Mike kissed her on the lips. ‘So tell me what’s been happening lately. What did you do for your birthday?’
‘I went out for a meal with Dido.’
‘Just Dido?’
‘Yes, just Dido.’ Jenny desperately tried to think of something else to say, but the memory of her discovery smothered everything. ‘I’ve been busy at work.’

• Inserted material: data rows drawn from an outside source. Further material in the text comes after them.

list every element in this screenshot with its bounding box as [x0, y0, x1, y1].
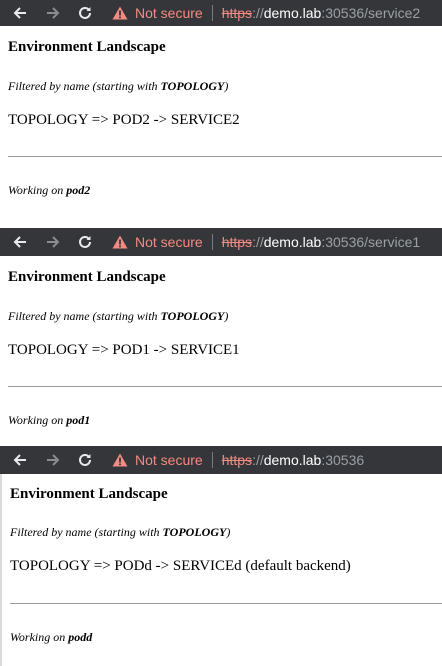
filter-prefix: Filtered by name (starting with [8, 79, 161, 93]
address-bar[interactable]: Not secure https://demo.lab:30536/servic… [112, 0, 420, 26]
filter-term: TOPOLOGY [162, 525, 227, 539]
not-secure-label[interactable]: Not secure [135, 5, 203, 21]
reload-icon [79, 6, 91, 19]
reload-button[interactable] [77, 0, 93, 26]
arrow-left-icon [13, 7, 26, 19]
working-note: Working on pod2 [8, 183, 90, 198]
warning-triangle-icon[interactable] [112, 235, 128, 249]
filter-prefix: Filtered by name (starting with [10, 525, 163, 539]
reload-icon [79, 453, 91, 466]
arrow-right-icon [47, 7, 60, 19]
arrow-right-icon [47, 236, 60, 248]
not-secure-label[interactable]: Not secure [135, 234, 203, 250]
url-scheme: https [221, 452, 253, 468]
route-line: TOPOLOGY => POD1 -> SERVICE1 [8, 342, 240, 358]
divider [10, 603, 442, 604]
forward-button[interactable] [45, 228, 61, 256]
divider [8, 386, 442, 387]
reload-button[interactable] [77, 446, 93, 474]
route-line: TOPOLOGY => POD2 -> SERVICE2 [8, 112, 240, 128]
reload-icon [79, 235, 91, 248]
browser-panel-3: Not secure https://demo.lab:30536 Enviro… [0, 446, 442, 666]
divider [8, 156, 442, 157]
arrow-left-icon [13, 454, 26, 466]
browser-panel-1: Not secure https://demo.lab:30536/servic… [0, 0, 442, 226]
filter-suffix: ) [226, 525, 231, 539]
url-separator: :// [252, 5, 264, 21]
address-bar[interactable]: Not secure https://demo.lab:30536 [112, 446, 364, 474]
filter-term: TOPOLOGY [160, 79, 225, 93]
not-secure-label[interactable]: Not secure [135, 452, 203, 468]
url-host: demo.lab [263, 452, 322, 468]
working-note: Working on pod1 [8, 413, 90, 428]
filter-note: Filtered by name (starting with TOPOLOGY… [10, 525, 230, 540]
forward-button[interactable] [45, 0, 61, 26]
address-bar[interactable]: Not secure https://demo.lab:30536/servic… [112, 228, 420, 256]
filter-note: Filtered by name (starting with TOPOLOGY… [8, 79, 228, 94]
page-title: Environment Landscape [8, 269, 166, 285]
address-divider [211, 452, 213, 468]
working-pod: podd [68, 630, 93, 644]
reload-button[interactable] [77, 228, 93, 256]
window-edge [0, 474, 2, 666]
back-button[interactable] [12, 228, 28, 256]
url-path: :30536/service1 [321, 234, 421, 250]
url-separator: :// [252, 452, 264, 468]
url-host: demo.lab [263, 234, 322, 250]
route-line: TOPOLOGY => PODd -> SERVICEd (default ba… [10, 558, 351, 574]
url-path: :30536 [321, 452, 365, 468]
working-prefix: Working on [8, 183, 67, 197]
browser-panel-2: Not secure https://demo.lab:30536/servic… [0, 228, 442, 446]
working-pod: pod1 [66, 413, 91, 427]
url-host: demo.lab [263, 5, 322, 21]
filter-suffix: ) [224, 309, 229, 323]
url-scheme: https [221, 234, 253, 250]
working-prefix: Working on [8, 413, 67, 427]
forward-button[interactable] [45, 446, 61, 474]
browser-toolbar: Not secure https://demo.lab:30536/servic… [0, 228, 442, 256]
filter-suffix: ) [224, 79, 229, 93]
warning-triangle-icon[interactable] [112, 453, 128, 467]
back-button[interactable] [12, 446, 28, 474]
back-button[interactable] [12, 0, 28, 26]
url-path: :30536/service2 [321, 5, 421, 21]
filter-note: Filtered by name (starting with TOPOLOGY… [8, 309, 228, 324]
filter-prefix: Filtered by name (starting with [8, 309, 161, 323]
warning-triangle-icon[interactable] [112, 6, 128, 20]
arrow-left-icon [13, 236, 26, 248]
address-divider [211, 5, 213, 21]
arrow-right-icon [47, 454, 60, 466]
working-note: Working on podd [10, 630, 92, 645]
page-title: Environment Landscape [8, 39, 166, 55]
working-prefix: Working on [10, 630, 69, 644]
url-separator: :// [252, 234, 264, 250]
working-pod: pod2 [66, 183, 91, 197]
browser-toolbar: Not secure https://demo.lab:30536 [0, 446, 442, 474]
address-divider [211, 234, 213, 250]
page-title: Environment Landscape [10, 486, 168, 502]
url-scheme: https [221, 5, 253, 21]
browser-toolbar: Not secure https://demo.lab:30536/servic… [0, 0, 442, 26]
filter-term: TOPOLOGY [160, 309, 225, 323]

‘That doesn’t sound very exciting.’
Mike sat up and stubbed his cigarette out in the ashtray and took Jenny’s barely reduced cigarette from between her thumb and forefinger. ‘Now – you’re much more interesting.’ He covered her lips with his and they explored each other’s mouths. She felt him harden against her. ‘Just a sec – don’t move. I’ll be back.’ He went over to an antique chest and opened the top drawer. Jenny lay motionless, staring at his hand-knitted black jumper that contrasted with his white buttocks. Leaving the drawer open he returned to the bed and sat with his back to her. ‘I’ve put something on. We can do it properly this time.’ He slipped under the covers and stroked her between her legs. Jenny pulled him on top of her. He raised his body and pushed against her, felt the resistance and pushed harder. Jenny winced. They lay still savouring their closeness. He started to move.